I was thinking something along the lines of a 6 month snapshot. For example, someone spends $200/mo for the first 6 months of the year ($1200 total spend) and requests a CLI, denied. Then for the next 6 months they spend $1000 one month, $0 the next, $1000 the next, $0 the next, $1000 the next, $0 the last. $3000 total spend, but coming off of a $0 month spend. They request a CLI and it's granted. In this example perhaps it was the increased total spend over the 6 month snapshot that resulted in the CLI.
@Anonymous wrote:
@Curious_George2 wrote:I was on the verge of posting a similar thought earlier, but here's the problem I'm having with it: How could the addition of one month of zero spend improve any measurement of average spend over any number of months? I guess if OP somehow had a month with negative spend that aged out of the relevant window, then replacing it with a zero would be a net improvement, but that seems pretty unlikely. I'm not even sure negative spend is a thing; credits seem to generally be categorized separately from spending.
If we were talking about a new card, then maybe adding a month of history -- even with zero spend -- might open some doors, but OP's card is nearly three years old so that seems inapplicable here.
I couldn't think of any other scenario where a zero-dollar month would improve average spend. Can you?

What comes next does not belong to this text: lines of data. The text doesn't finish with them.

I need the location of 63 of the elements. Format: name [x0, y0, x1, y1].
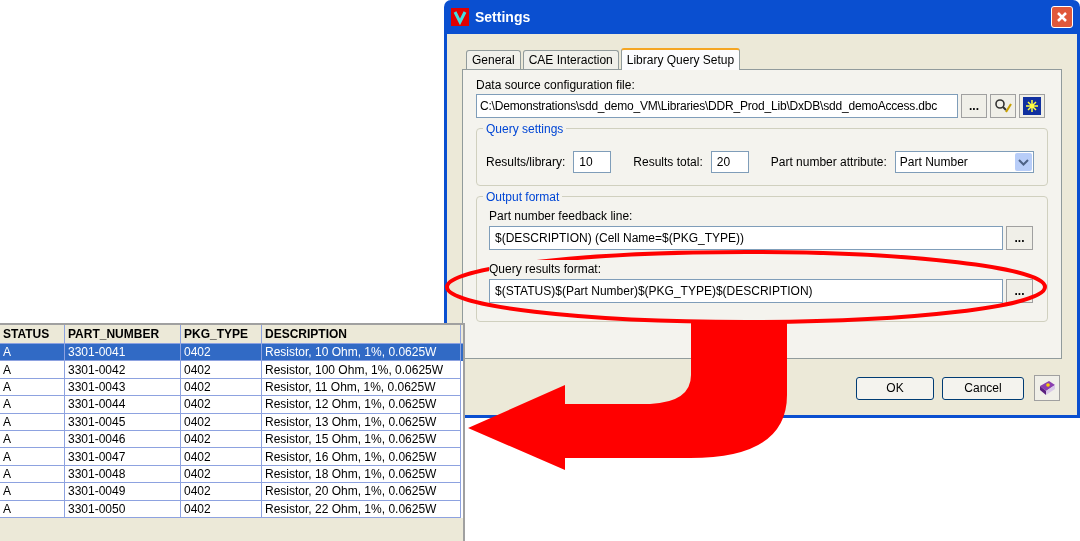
field-label: Part number attribute: — [770, 154, 887, 171]
table-row[interactable]: A 3301-0049 0402 Resistor, 20 Ohm, 1%, 0.0625W — [0, 483, 463, 501]
table-cell: A — [0, 500, 65, 518]
column-header[interactable]: PART_NUMBER — [65, 325, 181, 343]
field-label: Results total: — [633, 154, 703, 171]
column-header[interactable]: DESCRIPTION — [262, 325, 461, 343]
path-field[interactable]: C:\Demonstrations\sdd_demo_VM\Libraries\DDR_Prod_Lib\DxDB\sdd_demoAccess.dbc — [476, 94, 958, 118]
table-cell: 0402 — [181, 448, 262, 466]
table-cell: 0402 — [181, 413, 262, 431]
search-icon — [994, 98, 1012, 114]
table-cell: Resistor, 12 Ohm, 1%, 0.0625W — [262, 396, 461, 414]
table-cell: 0402 — [181, 483, 262, 501]
field-label: Results/library: — [486, 154, 566, 171]
browse-button[interactable]: ... — [961, 94, 987, 118]
new-button[interactable] — [1019, 94, 1045, 118]
table-cell: 0402 — [181, 361, 262, 379]
search-button[interactable] — [990, 94, 1016, 118]
ok-button[interactable]: OK — [856, 376, 934, 400]
browse-button[interactable]: ... — [1006, 226, 1033, 250]
table-cell: 3301-0047 — [65, 448, 181, 466]
cancel-button[interactable]: Cancel — [942, 376, 1024, 400]
table-cell: Resistor, 22 Ohm, 1%, 0.0625W — [262, 500, 461, 518]
table-cell: 3301-0044 — [65, 396, 181, 414]
feedback-line-field[interactable]: $(DESCRIPTION) (Cell Name=$(PKG_TYPE)) — [489, 226, 1003, 250]
table-cell: 0402 — [181, 500, 262, 518]
table-cell: Resistor, 16 Ohm, 1%, 0.0625W — [262, 448, 461, 466]
table-cell: Resistor, 13 Ohm, 1%, 0.0625W — [262, 413, 461, 431]
window-title: Settings — [475, 7, 532, 27]
table-cell: A — [0, 483, 65, 501]
part-number-dropdown[interactable]: Part Number — [894, 151, 1034, 173]
table-cell: 3301-0049 — [65, 483, 181, 501]
tab[interactable]: CAE Interaction — [522, 50, 619, 69]
table-cell: 3301-0050 — [65, 500, 181, 518]
table-cell: 3301-0045 — [65, 413, 181, 431]
star-icon — [1023, 97, 1041, 115]
column-header[interactable]: PKG_TYPE — [181, 325, 262, 343]
table-row[interactable]: A 3301-0042 0402 Resistor, 100 Ohm, 1%, 0.0625W — [0, 361, 463, 379]
close-button[interactable] — [1051, 6, 1073, 28]
tab[interactable]: Library Query Setup — [620, 48, 741, 70]
field-label: Data source configuration file: — [476, 77, 636, 92]
book-icon — [1037, 378, 1057, 398]
table-cell: 3301-0042 — [65, 361, 181, 379]
results-format-field[interactable]: $(STATUS)$(Part Number)$(PKG_TYPE)$(DESCRIPTION) — [489, 279, 1003, 303]
dropdown-value: Part Number — [899, 154, 968, 171]
field-label: Part number feedback line: — [489, 208, 634, 223]
table-row[interactable]: A 3301-0044 0402 Resistor, 12 Ohm, 1%, 0.0625W — [0, 396, 463, 414]
help-button[interactable] — [1034, 375, 1060, 401]
table-cell: A — [0, 396, 65, 414]
table-cell: A — [0, 361, 65, 379]
app-logo-icon — [451, 8, 469, 26]
close-icon — [1056, 11, 1068, 23]
table-cell: Resistor, 20 Ohm, 1%, 0.0625W — [262, 483, 461, 501]
table-cell: A — [0, 413, 65, 431]
column-header[interactable]: STATUS — [0, 325, 65, 343]
field-label: Query results format: — [489, 260, 602, 276]
table-cell: Resistor, 100 Ohm, 1%, 0.0625W — [262, 361, 461, 379]
results-per-library-field[interactable]: 10 — [573, 151, 612, 173]
table-cell: 0402 — [181, 396, 262, 414]
tab[interactable]: General — [466, 50, 521, 69]
table-cell: A — [0, 448, 65, 466]
table-row[interactable]: A 3301-0041 0402 Resistor, 10 Ohm, 1%, 0.0625W — [0, 344, 463, 362]
results-total-field[interactable]: 20 — [710, 151, 749, 173]
table-row[interactable]: A 3301-0047 0402 Resistor, 16 Ohm, 1%, 0.0625W — [0, 448, 463, 466]
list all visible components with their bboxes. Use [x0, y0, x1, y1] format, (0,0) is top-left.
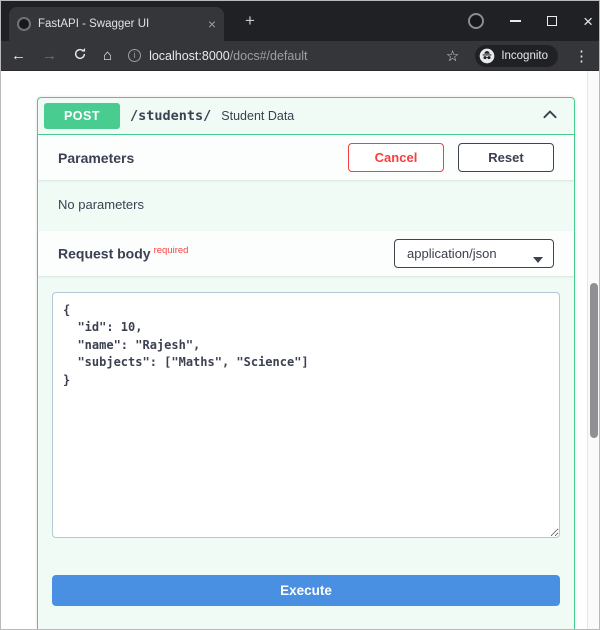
page-info-icon[interactable]: i [128, 49, 142, 62]
back-icon[interactable]: ← [11, 47, 26, 64]
media-type-select[interactable]: application/json [394, 239, 554, 268]
new-tab-button[interactable]: + [239, 10, 261, 32]
browser-toolbar: ← → ⌂ i localhost:8000/docs#/default ☆ I… [1, 41, 599, 71]
url-path: /docs#/default [229, 48, 308, 63]
browser-menu-icon[interactable]: ⋮ [574, 47, 589, 65]
opblock-summary[interactable]: POST /students/ Student Data [38, 98, 574, 135]
method-badge: POST [44, 103, 120, 129]
chevron-down-icon [533, 251, 543, 266]
execute-button[interactable]: Execute [52, 575, 560, 606]
maximize-button[interactable] [547, 16, 558, 26]
reset-button[interactable]: Reset [458, 143, 554, 172]
incognito-label: Incognito [501, 49, 548, 62]
request-body-heading: Request body required [58, 245, 188, 262]
url-text[interactable]: localhost:8000/docs#/default [149, 49, 307, 63]
profile-circle-icon[interactable] [468, 13, 485, 29]
scrollbar-thumb[interactable] [590, 283, 598, 438]
favicon-icon [17, 17, 31, 31]
request-body-textarea[interactable]: { "id": 10, "name": "Rajesh", "subjects"… [52, 292, 560, 538]
tab-close-icon[interactable]: × [208, 17, 216, 31]
minimize-button[interactable] [510, 20, 522, 22]
request-body-header: Request body required application/json [38, 231, 574, 276]
opblock-post-students: POST /students/ Student Data Parameters … [37, 97, 575, 629]
request-body-editor-wrapper: { "id": 10, "name": "Rajesh", "subjects"… [38, 276, 574, 543]
required-label: required [153, 245, 189, 257]
request-body-title: Request body [58, 245, 151, 262]
incognito-badge: Incognito [475, 44, 558, 67]
execute-wrapper: Execute [38, 543, 574, 629]
bookmark-star-icon[interactable]: ☆ [446, 47, 459, 65]
browser-window: FastAPI - Swagger UI × + × ← → ⌂ i local… [0, 0, 600, 630]
parameters-header: Parameters Cancel Reset [38, 135, 574, 180]
address-bar[interactable]: i localhost:8000/docs#/default [128, 49, 430, 63]
endpoint-summary: Student Data [221, 109, 295, 123]
browser-tab[interactable]: FastAPI - Swagger UI × [9, 7, 224, 41]
incognito-spy-icon [479, 48, 495, 64]
tab-title: FastAPI - Swagger UI [38, 18, 150, 30]
cancel-button[interactable]: Cancel [348, 143, 444, 172]
forward-icon[interactable]: → [42, 47, 57, 64]
page-scrollbar[interactable] [587, 71, 599, 629]
refresh-icon[interactable] [73, 47, 87, 65]
media-type-value: application/json [407, 246, 497, 261]
close-window-button[interactable]: × [583, 13, 593, 30]
parameters-heading: Parameters [58, 149, 135, 166]
no-parameters-text: No parameters [58, 197, 144, 212]
home-icon[interactable]: ⌂ [103, 47, 112, 64]
collapse-chevron-icon[interactable] [536, 105, 564, 128]
swagger-page: POST /students/ Student Data Parameters … [1, 71, 599, 629]
endpoint-path: /students/ [130, 108, 212, 124]
url-host: localhost:8000 [149, 48, 230, 63]
browser-titlebar: FastAPI - Swagger UI × + × [1, 1, 599, 41]
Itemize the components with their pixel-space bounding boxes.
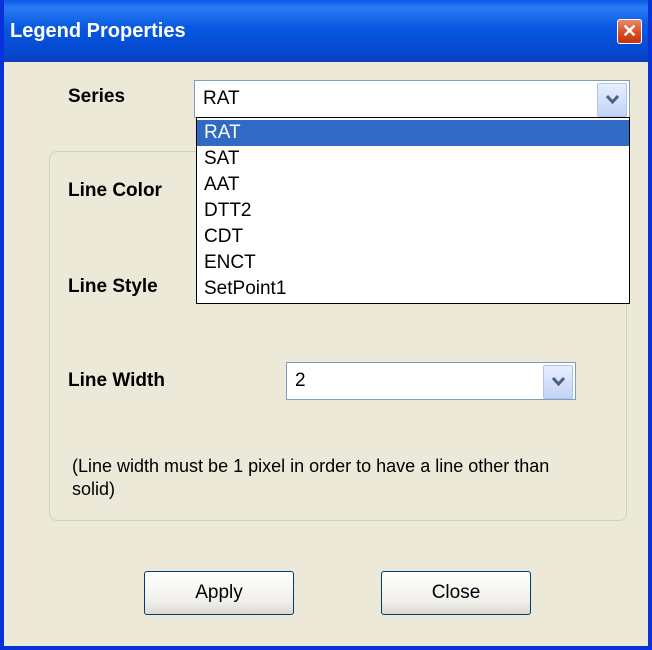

I was thinking something along the lines of a 6 month snapshot. For example, someone spends $200/mo for the first 6 months of the year ($1200 total spend) and requests a CLI, denied. Then for the next 6 months they spend $1000 one month, $0 the next, $1000 the next, $0 the next, $1000 the next, $0 the last. $3000 total spend, but coming off of a $0 month spend. They request a CLI and it's granted. In this example perhaps it was the increased total spend over the 6 month snapshot that resulted in the CLI.
Right, but our Devlish OP requested CLIs monthly. So if we use your example a month ago the average spend would have been $3200/6mo = $533/mo. Whereas now it is $500/mo.
ETA: The unstated assumption I made is that CapOne looks at spend on a rolling basis. In other words, when a CLI request is made, I assume they look at the last six (or however many) months. It's possible they could instead analyze fixed periods such as January through June, and July through December. That could explain outcomes like OP's, but I doubt a modern FI would choose to ignore large chunks of recent data already in its possession.
Congrats
@Curious_George2 wrote:Right, but our Devlish OP requested CLIs monthly. So if we use your example a month ago the average spend would have been $3200/6mo = $533/mo. Whereas now it is $500/mo.
ETA: The unstated assumption I made is that CapOne looks at spend on a rolling basis. In other words, when a CLI request is made, I assume they look at the last six (or however many) months. It's possible they could instead analyze fixed periods such as January through June, and July through December. That could explain outcomes like OP's, but I doubt a modern FI would choose to ignore large chunks of recent data already in its possession.
My take on that is that there are likely multiple metrics in place that must be satisfied in order to obtain the CLI. Could be anything really, including spend, passage of time, utilization thresholds, credit-seeking thresholds, who knows what else. For example since like you said OP was requesting monthly, the previous month his rolling six-month spend would have been higher yes, but the element of time metric [since last CLI] would have been 1 month less. Perhaps satisfying that metric in combination with the trend of increased overall spend did the trick.